NewsMontana News


In-class learning to resume at Great Falls Public Schools

GFPS Great Falls Public Schools district offices (January 2022)
CMR High School
Posted at 12:46 PM, Jan 17, 2022

GREAT FALLS — Great Falls Public Schools (GFPS) will resume in-class learning on Tuesday, after a week-long closure due to staff illness and a surge in COVID infections.

GFPS superintendent Tom Moore said in a Facebook video on Sunday evening that classes will resume on Tuesday, and said that masks are encouraged, but not required.

Moore also said that due to the increased need for substitute teachers, GFPS is adding $25 per day for substitute teachers.

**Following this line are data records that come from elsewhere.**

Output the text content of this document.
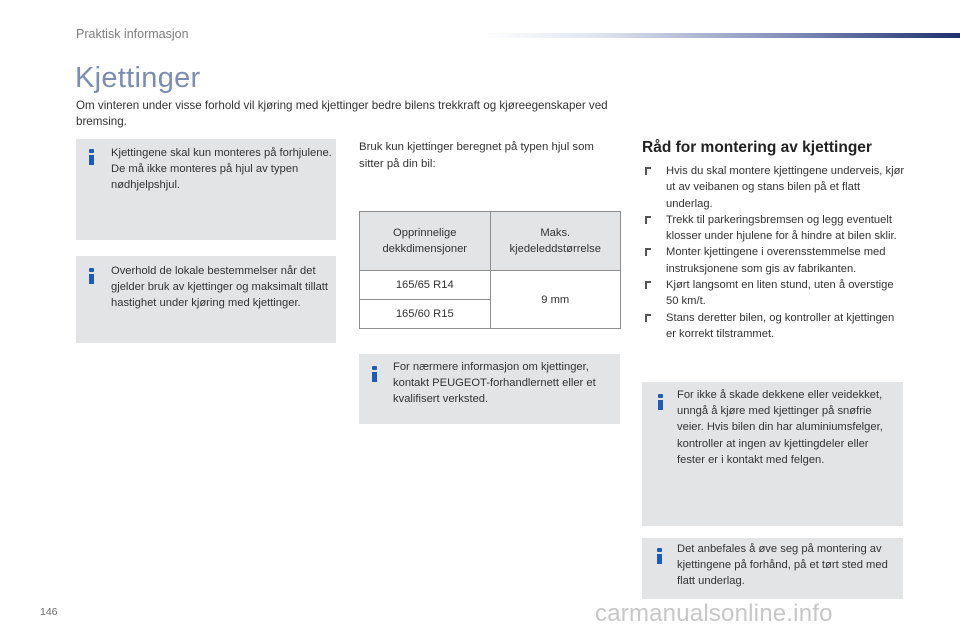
Praktisk informasjon
Kjettinger
Om vinteren under visse forhold vil kjøring med kjettinger bedre bilens trekkraft og kjøreegenskaper ved bremsing.
Kjettingene skal kun monteres på forhjulene. De må ikke monteres på hjul av typen nødhjelpshjul.
Overhold de lokale bestemmelser når det gjelder bruk av kjettinger og maksimalt tillatt hastighet under kjøring med kjettinger.
Bruk kun kjettinger beregnet på typen hjul som sitter på din bil:
Opprinnelige dekkdimensjoner	Maks. kjedeleddstørrelse
165/65 R14	9 mm
165/60 R15	
For nærmere informasjon om kjettinger, kontakt PEUGEOT-forhandlernett eller et kvalifisert verksted.
Råd for montering av kjettinger
Hvis du skal montere kjettingene underveis, kjør ut av veibanen og stans bilen på et flatt underlag.
Trekk til parkeringsbremsen og legg eventuelt klosser under hjulene for å hindre at bilen sklir.
Monter kjettingene i overensstemmelse med instruksjonene som gis av fabrikanten.
Kjørt langsomt en liten stund, uten å overstige 50 km/t.
Stans deretter bilen, og kontroller at kjettingen er korrekt tilstrammet.
For ikke å skade dekkene eller veidekket, unngå å kjøre med kjettinger på snøfrie veier. Hvis bilen din har aluminiumsfelger, kontroller at ingen av kjettingdeler eller fester er i kontakt med felgen.
Det anbefales å øve seg på montering av kjettingene på forhånd, på et tørt sted med flatt underlag.
146	carmanualsonline.info
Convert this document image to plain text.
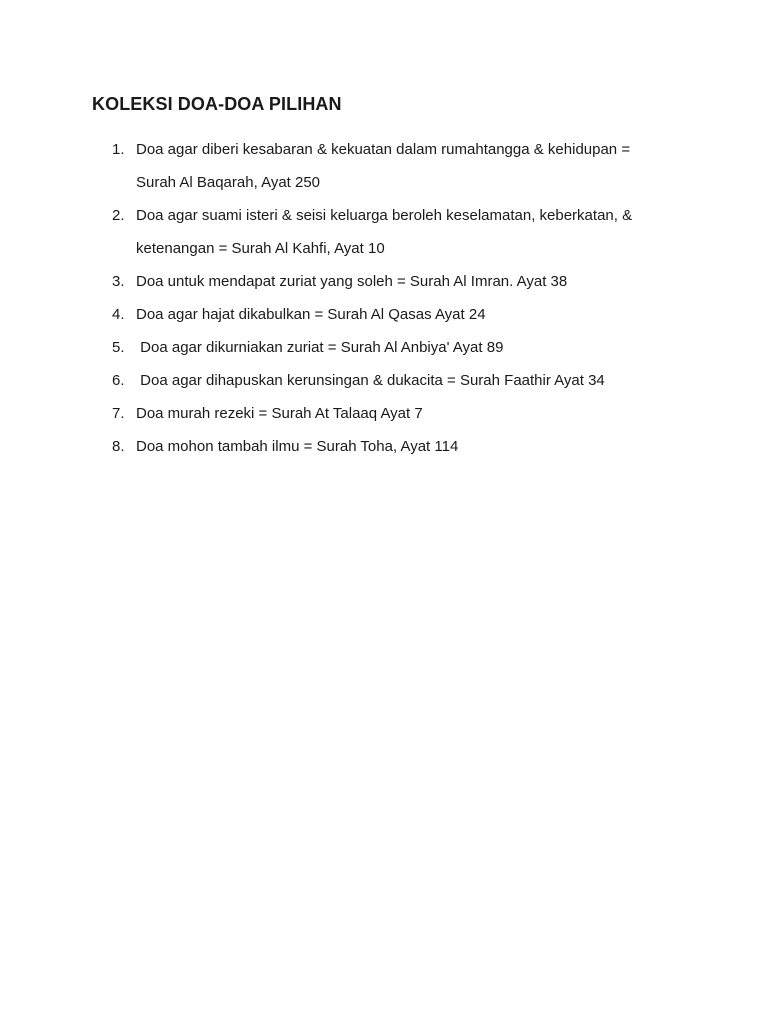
KOLEKSI DOA-DOA PILIHAN
1. Doa agar diberi kesabaran & kekuatan dalam rumahtangga & kehidupan =
Surah Al Baqarah, Ayat 250
2. Doa agar suami isteri & seisi keluarga beroleh keselamatan, keberkatan, &
ketenangan = Surah Al Kahfi, Ayat 10
3. Doa untuk mendapat zuriat yang soleh = Surah Al Imran. Ayat 38
4. Doa agar hajat dikabulkan = Surah Al Qasas Ayat 24
5. Doa agar dikurniakan zuriat = Surah Al Anbiya' Ayat 89
6. Doa agar dihapuskan kerunsingan & dukacita = Surah Faathir Ayat 34
7. Doa murah rezeki = Surah At Talaaq Ayat 7
8. Doa mohon tambah ilmu = Surah Toha, Ayat 114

Non-certified substitutes will now be paid up to $115 a day, and certified substitutes will be paid $125 per day.

While Great Falls is familiar with remote learning, some parents are concerned about it. Several of them told MTN News that remote learning has its challenges, but they are making the most of it at their homes and getting through it week-by-week.

He actually likes the remote learning part of it. The likelihood of him having to do a presentation in front of the class is obsolete. And I’m super appreciative of the teachers who’ve had to change up how they teach completely between last year with a good portion of the school year being remote as well as the quick notification that they were going remote this last week," one parent said this regarding her son. "So, I really do appreciate their hard work and trying to make this work for all the students. I know that they do care about their students and it’s not easy for anybody.”

Parents know that plans like this can change at a moment’s notice. Remote learning has taught students and parents alike to be adjustable.

Staci Griffin is a parent of two students at Great Falls High School and wants her kids to get the most out of high school but understands that remote learning could happen at any point.

“I’m grateful that they’re independent workers and they’re good students. They don’t struggle so that makes it easier for us. I think they prepare them for it daily that this could potentially be a thing at the drop of a hat just like it did last week,” Griffin said. “I would rather have them in the classroom obviously especially with it being my son’s senior year. I don’t want him to miss out on all those activities and things. It’s not ideal but it’s better than nothing and I hope that if they have to continue to do it, it’s short-lived.”